December 6, 2005 at 2:41 pm
I ran into the observation on a replicated database where select count(id) from tableA was returning different results between my two servers but the servers have the identical amount of records. On both servers I did the following 2 queries:
select datepart(year,indate),count(id)
from tableA
group by datepart(year,indate)
compute sum(count(id))
..then.. select count(id) from tableA.
The datepart query on both servers returns a matching number of records, and the execution plan shows it hitting the 'indate' index. The select count query returns varying hits, however. The backup server matches the first query, and the index hits the index called 'id' as expected. On the primary I get more records than actually exist, and the index it's hitting is not id, but one of my other indexes. I can replicate this on newly built databases in my test environment, and see it hitting varying indexes, and not the id index. Has anyone seen that happen? The type of indexes are identical between functioning and non-functioning databases. My SQL version is the same as well.
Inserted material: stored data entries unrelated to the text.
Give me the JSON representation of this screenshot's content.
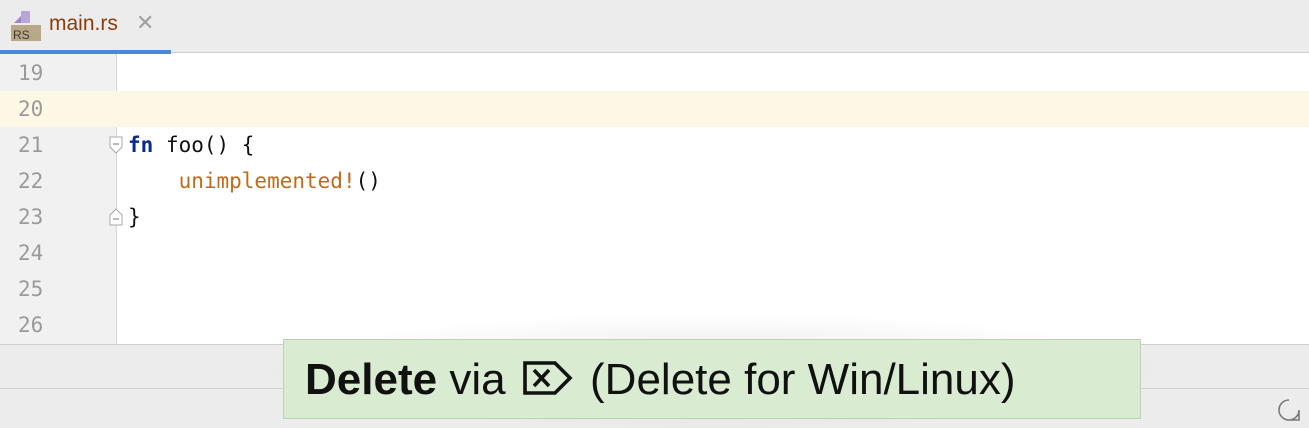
{
  "tab": {
    "icon_label": "RS",
    "title": "main.rs",
    "close_glyph": "✕"
  },
  "editor": {
    "lines": [
      {
        "number": "19",
        "code": ""
      },
      {
        "number": "20",
        "code": ""
      },
      {
        "number": "21",
        "code": "fn foo() {"
      },
      {
        "number": "22",
        "code": "    unimplemented!()"
      },
      {
        "number": "23",
        "code": "}"
      },
      {
        "number": "24",
        "code": ""
      },
      {
        "number": "25",
        "code": ""
      },
      {
        "number": "26",
        "code": ""
      }
    ],
    "current_line": "20",
    "tokens": {
      "fn_keyword": "fn",
      "fn_rest": " foo() {",
      "indent": "    ",
      "macro": "unimplemented!",
      "macro_args": "()",
      "close_brace": "}"
    }
  },
  "tooltip": {
    "action": "Delete",
    "via": "via",
    "key_icon": "delete-key-icon",
    "platform_note": "(Delete for Win/Linux)"
  },
  "colors": {
    "keyword": "#0a2a8c",
    "macro": "#c26a18",
    "tab_title": "#8a3d0a",
    "current_line": "#fdf8e6",
    "tooltip_bg": "#d9ecd2",
    "tab_underline": "#4a88d9"
  }
}
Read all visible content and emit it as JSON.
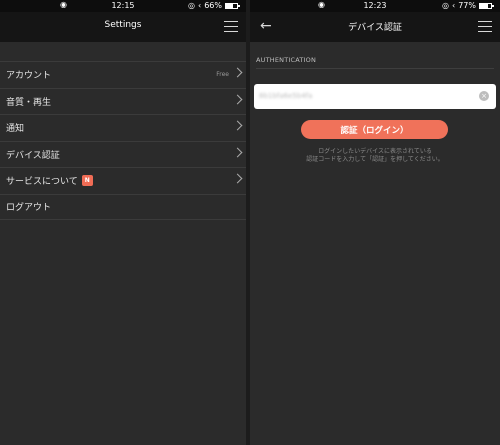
{
  "left": {
    "status": {
      "time": "12:15",
      "battery": "66%",
      "battery_level": 0.66
    },
    "header": {
      "title": "Settings"
    },
    "menu": [
      {
        "label": "アカウント",
        "detail": "Free"
      },
      {
        "label": "音質・再生"
      },
      {
        "label": "通知"
      },
      {
        "label": "デバイス認証"
      },
      {
        "label": "サービスについて",
        "badge": "N"
      },
      {
        "label": "ログアウト"
      }
    ]
  },
  "right": {
    "status": {
      "time": "12:23",
      "battery": "77%",
      "battery_level": 0.77
    },
    "header": {
      "title": "デバイス認証"
    },
    "section_label": "AUTHENTICATION",
    "input": {
      "value": "8b1bfa6e5b4fa",
      "placeholder": ""
    },
    "login_button": "認証（ログイン）",
    "instruction_line1": "ログインしたいデバイスに表示されている",
    "instruction_line2": "認証コードを入力して「認証」を押してください。"
  },
  "icons": {
    "wifi": "wifi-icon",
    "bluetooth": "bluetooth-icon",
    "lock": "orientation-lock-icon",
    "battery": "battery-icon",
    "menu": "hamburger-menu-icon",
    "back": "back-arrow-icon",
    "chevron": "chevron-right-icon",
    "clear": "clear-input-icon"
  },
  "colors": {
    "accent": "#f0725a",
    "background": "#2b2b2b",
    "header": "#151515"
  }
}
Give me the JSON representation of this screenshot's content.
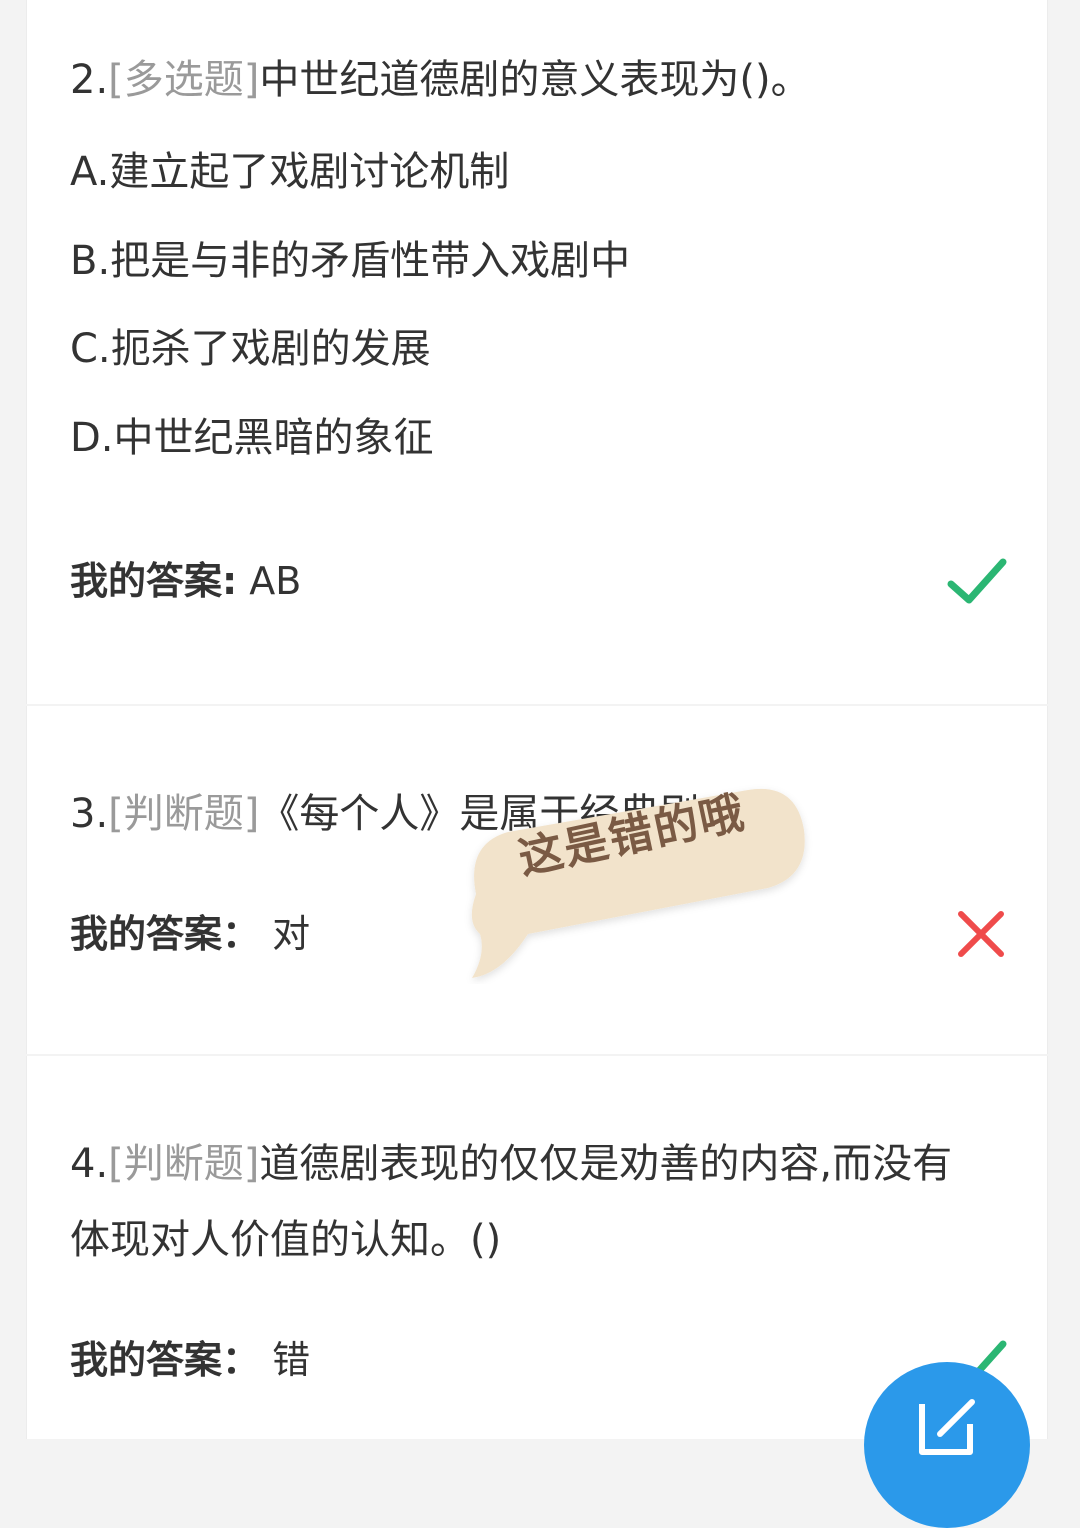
{
  "questions": [
    {
      "number": "2.",
      "type": "[多选题]",
      "text": "中世纪道德剧的意义表现为()。",
      "options": [
        "A.建立起了戏剧讨论机制",
        "B.把是与非的矛盾性带入戏剧中",
        "C.扼杀了戏剧的发展",
        "D.中世纪黑暗的象征"
      ],
      "answer_label": "我的答案:",
      "answer_value": "AB",
      "result": "correct",
      "result_icon": "check-icon"
    },
    {
      "number": "3.",
      "type": "[判断题]",
      "text": "《每个人》是属于经典",
      "text_tail": "剧。()",
      "answer_label": "我的答案：",
      "answer_value": "对",
      "result": "wrong",
      "result_icon": "cross-icon"
    },
    {
      "number": "4.",
      "type": "[判断题]",
      "text": "道德剧表现的仅仅是劝善的内容,而没有体现对人价值的认知。()",
      "answer_label": "我的答案：",
      "answer_value": "错",
      "result": "correct",
      "result_icon": "check-icon"
    }
  ],
  "sticker": {
    "text": "这是错的哦",
    "color": "#f2e3cb"
  },
  "fab": {
    "icon": "edit-icon",
    "color": "#2b99ea"
  },
  "colors": {
    "correct": "#2bb673",
    "wrong": "#ef4b4b",
    "type_tag": "#9a9a9a"
  }
}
December 7, 2005 at 7:17 am
A little more info on this. I've confirmed it's hitting the last-created index on the table. Eg. id's indid in sysindexes =2. If I create an additional index on id, say idA, it gets indid = 42 in sysindexes, and then my select-count query hits the idA index. If I then go and create another index on anything else, eg. NewIndexC that gets indid = 43 in sysindexes, and the select-count query now hits that index.